Qu’en est-il des procès in absentia puisque c’est la question sur laquelle vous avez informé le comité restreint lorsque vous êtes venu leur parler à Vilnius et que vous avez utilisé l’exemple du procès du MH17 pour dire que tant qu’il y a des garanties en place, c’est une façon tout à fait normale de mener des procédures ?
Il s’agit là d’une grande réussite de la négociation, car la contumace est tout à fait normale dans certains États, comme les Pays-Bas, et considérée comme n’étant pas tout à fait conforme à un procès équitable dans d’autres systèmes juridiques. Une grande partie des discussions a donc consisté en un partage d’expériences. Ce qui est vraiment important, c’est que ce nouveau tribunal fait partie du Conseil de l’Europe, où se trouve la Cour européenne des droits de l’homme. Depuis des décennies, cette Cour affirme que les procès in absentia ne constituent pas une violation de l’équité des procès si l’on respecte certaines garanties procédurales.
Ensuite, il y a la juridiction, qui, d’après ce que nous comprenons, se réfèrera uniquement au territoire souverain de l’Ukraine, et fera en sorte que le procureur général de l’Ukraine apportera des preuves au procureur du tribunal spécial.

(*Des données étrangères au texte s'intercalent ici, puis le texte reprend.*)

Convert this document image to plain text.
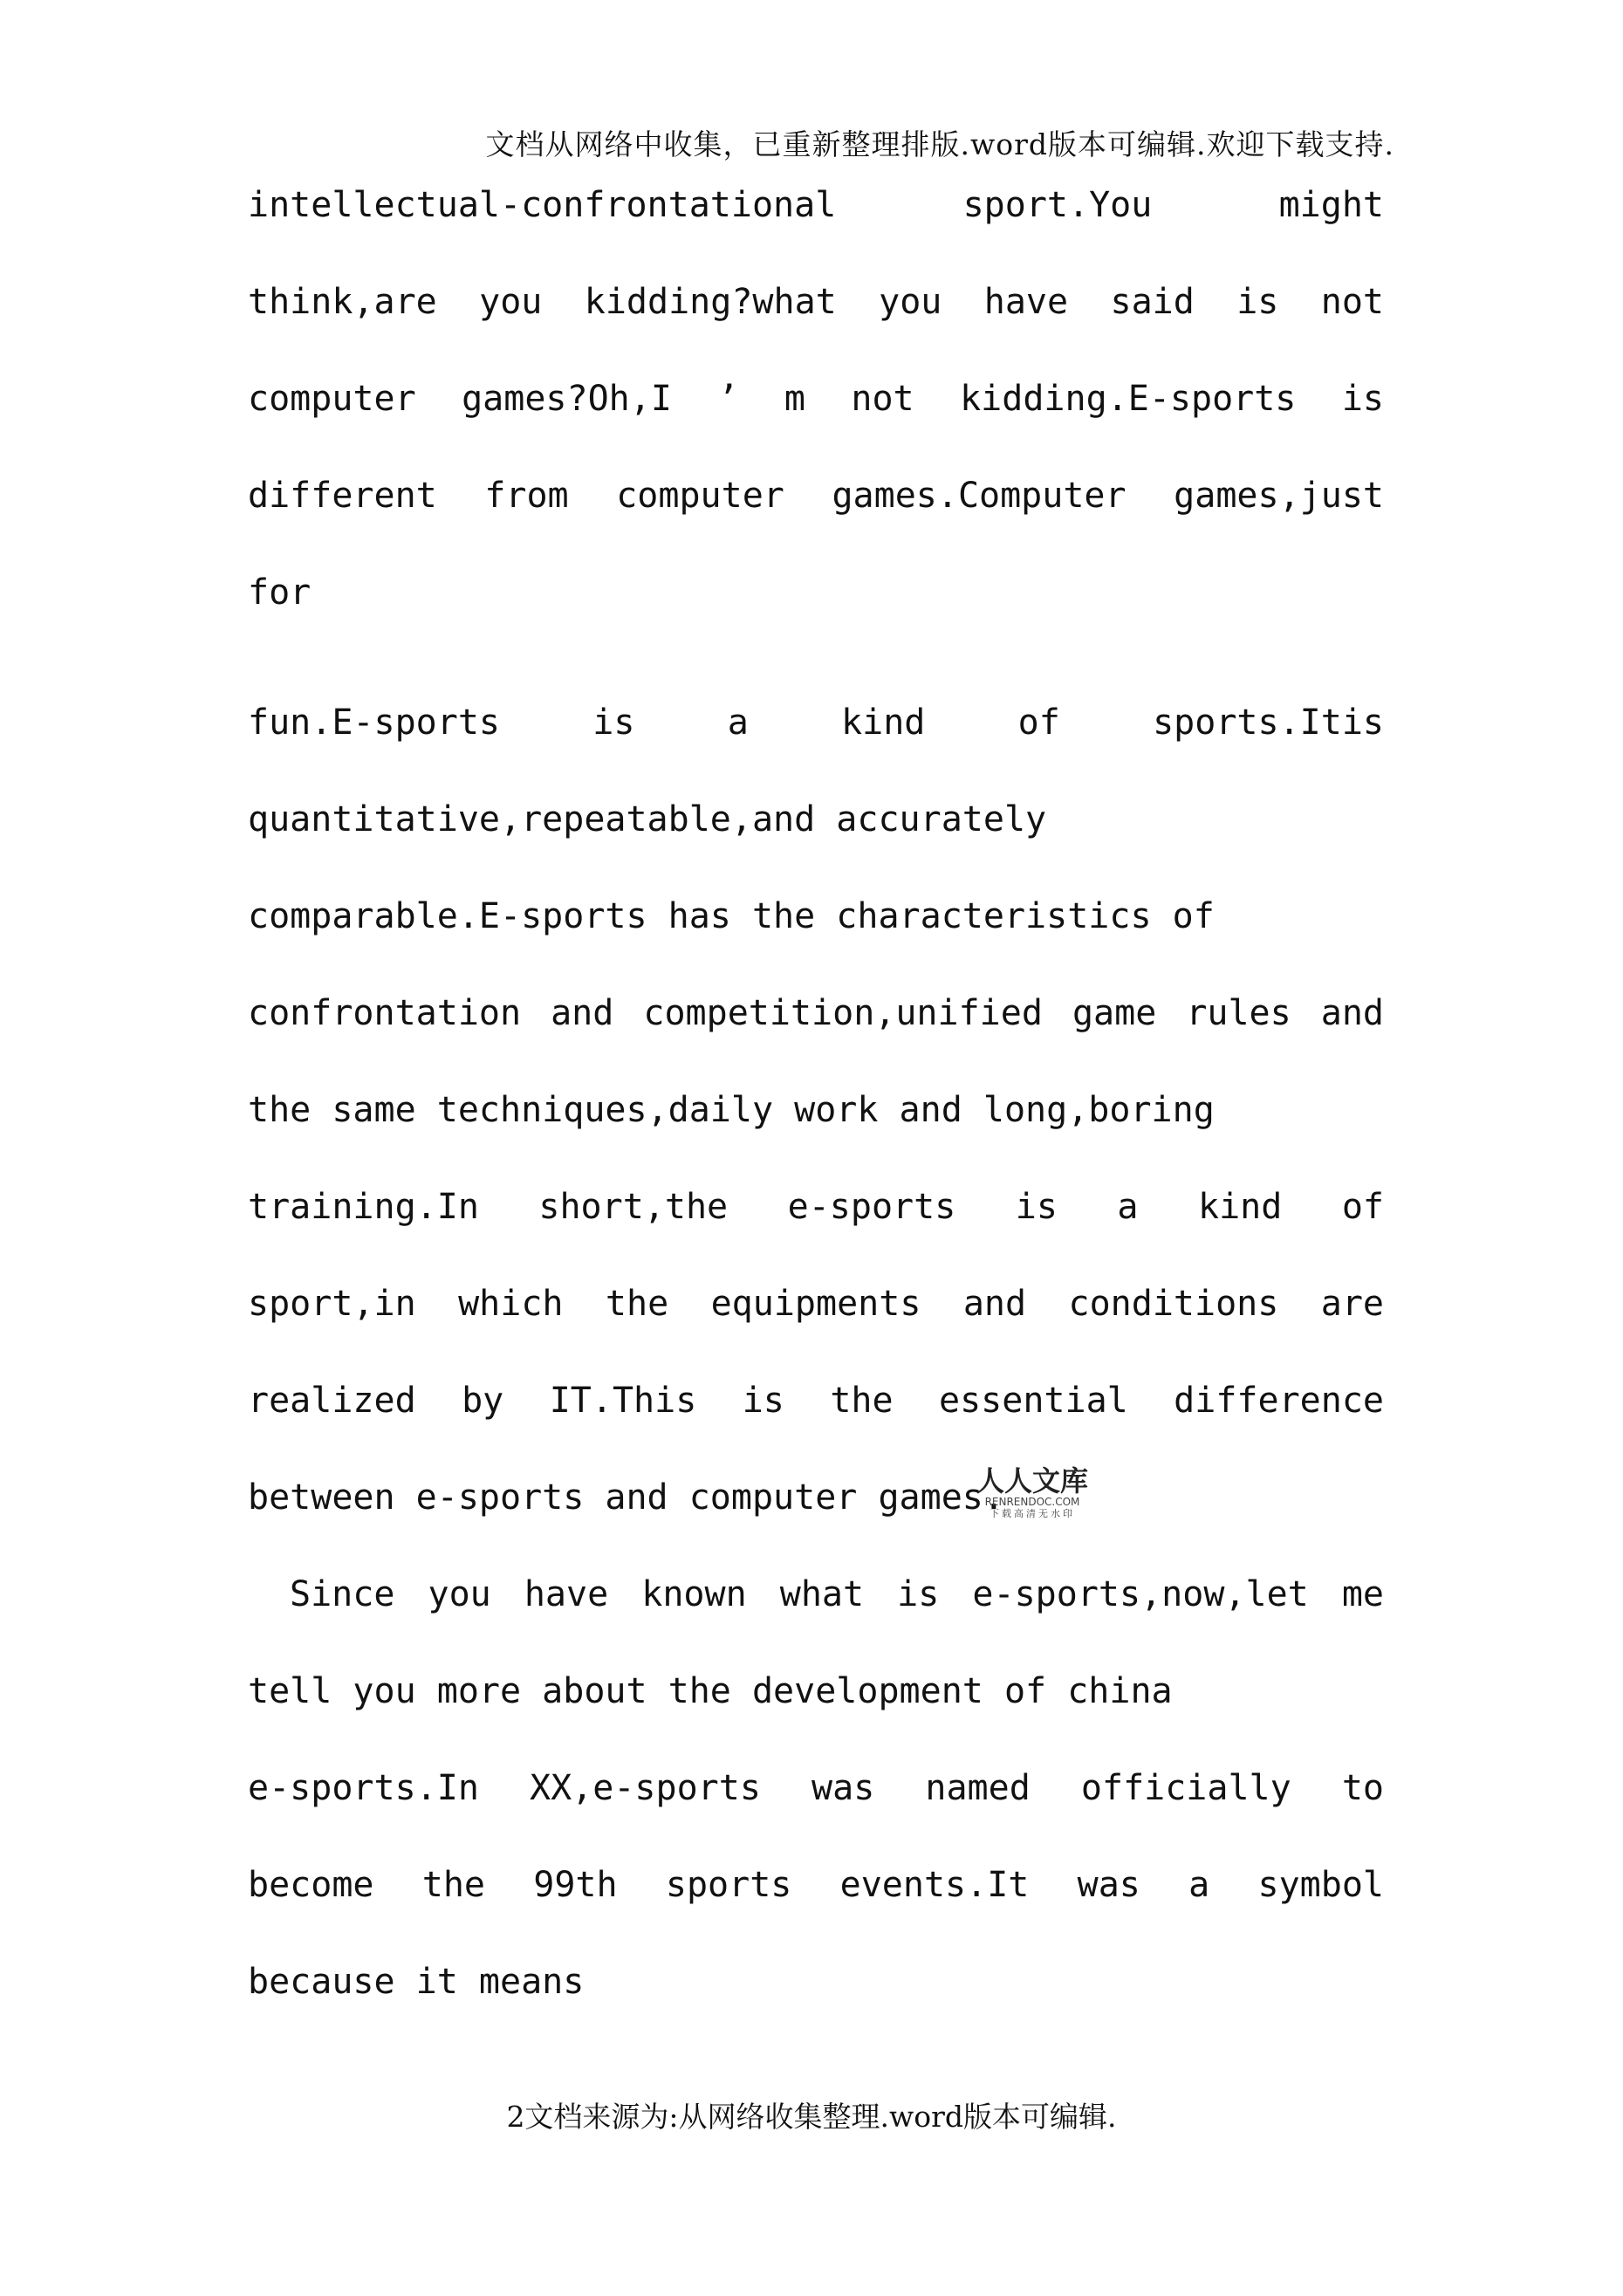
文档从网络中收集，已重新整理排版.word版本可编辑.欢迎下载支持.
intellectual-confrontational sport.You might
think,are you kidding?what you have said is not
computer games?Oh,I ’ m not kidding.E-sports is
different from computer games.Computer games,just
for
fun.E-sports is a kind of sports.Itis
quantitative,repeatable,and accurately
comparable.E-sports has the characteristics of
confrontation and competition,unified game rules and
the same techniques,daily work and long,boring
training.In short,the e-sports is a kind of
sport,in which the equipments and conditions are
realized by IT.This is the essential difference
between e-sports and computer games.
Since you have known what is e-sports,now,let me
tell you more about the development of china
e-sports.In XX,e-sports was named officially to
become the 99th sports events.It was a symbol
because it means
人人文库
RENRENDOC.COM
下载高清无水印
2文档来源为:从网络收集整理.word版本可编辑.
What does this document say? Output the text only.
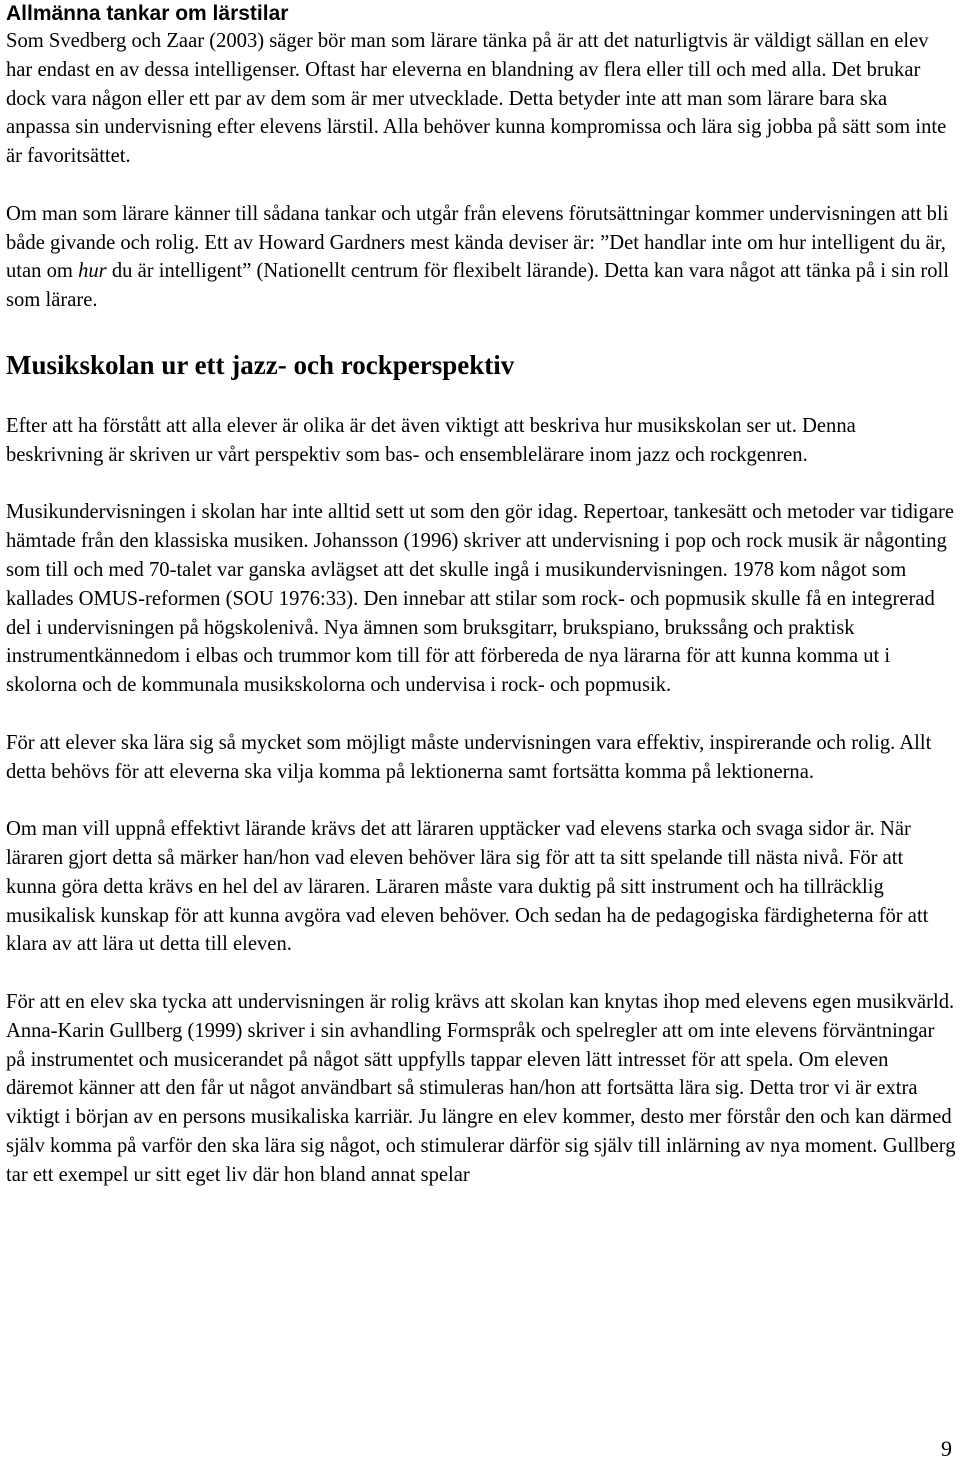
Allmänna tankar om lärstilar

Som Svedberg och Zaar (2003) säger bör man som lärare tänka på är att det naturligtvis är väldigt sällan en elev har endast en av dessa intelligenser. Oftast har eleverna en blandning av flera eller till och med alla. Det brukar dock vara någon eller ett par av dem som är mer utvecklade. Detta betyder inte att man som lärare bara ska anpassa sin undervisning efter elevens lärstil. Alla behöver kunna kompromissa och lära sig jobba på sätt som inte är favoritsättet.

Om man som lärare känner till sådana tankar och utgår från elevens förutsättningar kommer undervisningen att bli både givande och rolig. Ett av Howard Gardners mest kända deviser är: ”Det handlar inte om hur intelligent du är, utan om hur du är intelligent” (Nationellt centrum för flexibelt lärande). Detta kan vara något att tänka på i sin roll som lärare.

Musikskolan ur ett jazz- och rockperspektiv

Efter att ha förstått att alla elever är olika är det även viktigt att beskriva hur musikskolan ser ut. Denna beskrivning är skriven ur vårt perspektiv som bas- och ensemblelärare inom jazz och rockgenren.

Musikundervisningen i skolan har inte alltid sett ut som den gör idag. Repertoar, tankesätt och metoder var tidigare hämtade från den klassiska musiken. Johansson (1996) skriver att undervisning i pop och rock musik är någonting som till och med 70-talet var ganska avlägset att det skulle ingå i musikundervisningen. 1978 kom något som kallades OMUS-reformen (SOU 1976:33). Den innebar att stilar som rock- och popmusik skulle få en integrerad del i undervisningen på högskolenivå. Nya ämnen som bruksgitarr, brukspiano, brukssång och praktisk instrumentkännedom i elbas och trummor kom till för att förbereda de nya lärarna för att kunna komma ut i skolorna och de kommunala musikskolorna och undervisa i rock- och popmusik.

För att elever ska lära sig så mycket som möjligt måste undervisningen vara effektiv, inspirerande och rolig. Allt detta behövs för att eleverna ska vilja komma på lektionerna samt fortsätta komma på lektionerna.

Om man vill uppnå effektivt lärande krävs det att läraren upptäcker vad elevens starka och svaga sidor är. När läraren gjort detta så märker han/hon vad eleven behöver lära sig för att ta sitt spelande till nästa nivå. För att kunna göra detta krävs en hel del av läraren. Läraren måste vara duktig på sitt instrument och ha tillräcklig musikalisk kunskap för att kunna avgöra vad eleven behöver. Och sedan ha de pedagogiska färdigheterna för att klara av att lära ut detta till eleven.

För att en elev ska tycka att undervisningen är rolig krävs att skolan kan knytas ihop med elevens egen musikvärld. Anna-Karin Gullberg (1999) skriver i sin avhandling Formspråk och spelregler att om inte elevens förväntningar på instrumentet och musicerandet på något sätt uppfylls tappar eleven lätt intresset för att spela. Om eleven däremot känner att den får ut något användbart så stimuleras han/hon att fortsätta lära sig. Detta tror vi är extra viktigt i början av en persons musikaliska karriär. Ju längre en elev kommer, desto mer förstår den och kan därmed själv komma på varför den ska lära sig något, och stimulerar därför sig själv till inlärning av nya moment. Gullberg tar ett exempel ur sitt eget liv där hon bland annat spelar

9
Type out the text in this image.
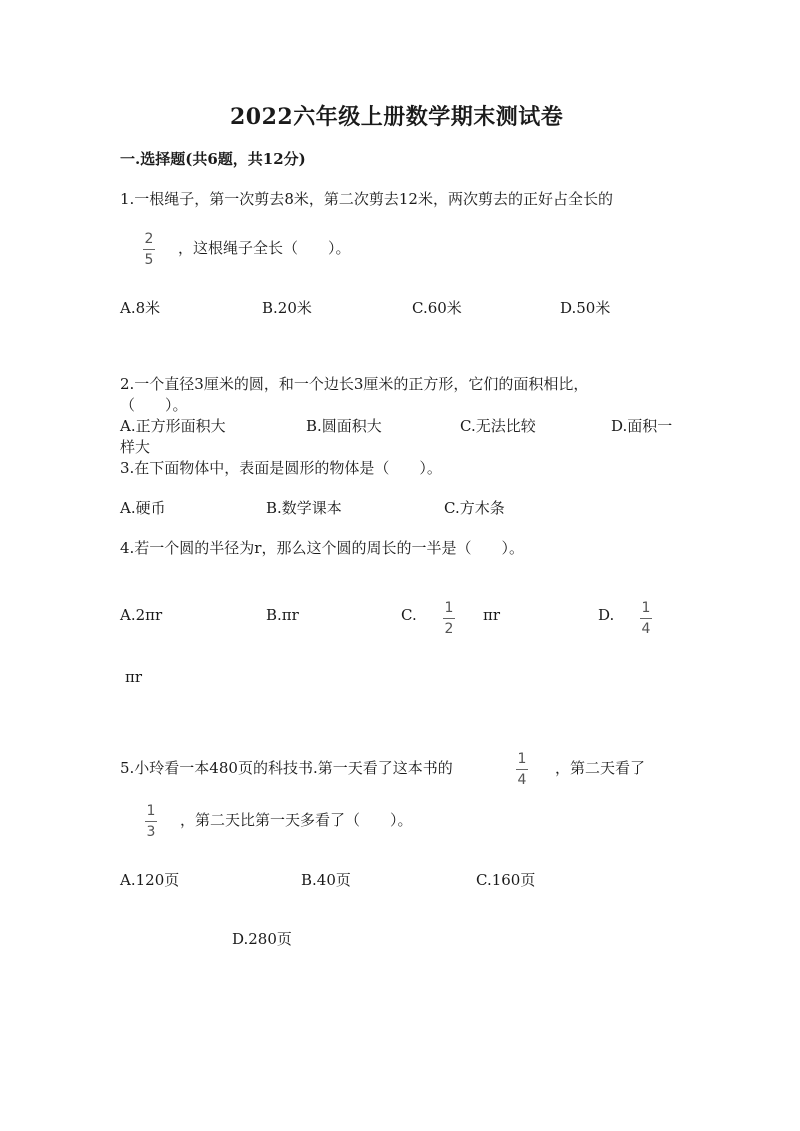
2022六年级上册数学期末测试卷
一.选择题(共6题，共12分)
1.一根绳子，第一次剪去8米，第二次剪去12米，两次剪去的正好占全长的
2
5
，这根绳子全长（　　）。
A.8米	B.20米	C.60米	D.50米
2.一个直径3厘米的圆，和一个边长3厘米的正方形，它们的面积相比，
（　　）。
A.正方形面积大	B.圆面积大	C.无法比较	D.面积一
样大
3.在下面物体中，表面是圆形的物体是（　　）。
A.硬币	B.数学课本	C.方木条
4.若一个圆的半径为r，那么这个圆的周长的一半是（　　）。
A.2πr	B.πr	C. 1
2
πr	D. 1
4
πr
5.小玲看一本480页的科技书.第一天看了这本书的	1
4
，第二天看了
1
3
，第二天比第一天多看了（　　）。
A.120页	B.40页	C.160页
D.280页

Ce qui est important, c’est la compétence territoriale. L’Ukraine l’autorise parce que l’agression a été commise sur son territoire. Il faut ensuite trouver des moyens de partager les preuves. Les preuves que l’Ukraine détient dans son système national et qu’elle doit pouvoir partager avec ce tribunal. Et les preuves qui seront partagées par d’autres États. C’est pourquoi le Centre international pour la poursuite du crime d’agression [l’ICPA, créé il y a deux ans à La Haye par un certain nombre d’États, dont l’Ukraine] jouera un rôle très important. Cette coopération a déjà commencé au sein de l’ICPA pour enquêter, créer des dossiers et obtenir des informations, des renseignements auprès des pays et entités impliqués. Ces informations peuvent être transférées à ce tribunal spécial afin qu’il n’ait pas à tout recommencer et qu’il ne soit pas obligé de se contenter de ce que l’Ukraine a été capable de rassembler. Ce que le procès du vol MH17 nous a appris, c’est que l’Ukraine est très, très capable, en particulier ses services de renseignement, de rassembler toutes sortes de preuves utiles. Les preuves dans le cas de Poutine seront très faciles à obtenir car il est clair qu’il est au pouvoir et qu’il a dit beaucoup de choses. Mais ce qui sera intéressant, c’est la quantité de renseignements que l’Ukraine et les États ont pu partager sur certains autres dirigeants qui ont organisé, planifié, préparé, exécuté des opérations militaires spécifiques et suffisamment importantes pour entrer dans le champ du crime d’agression.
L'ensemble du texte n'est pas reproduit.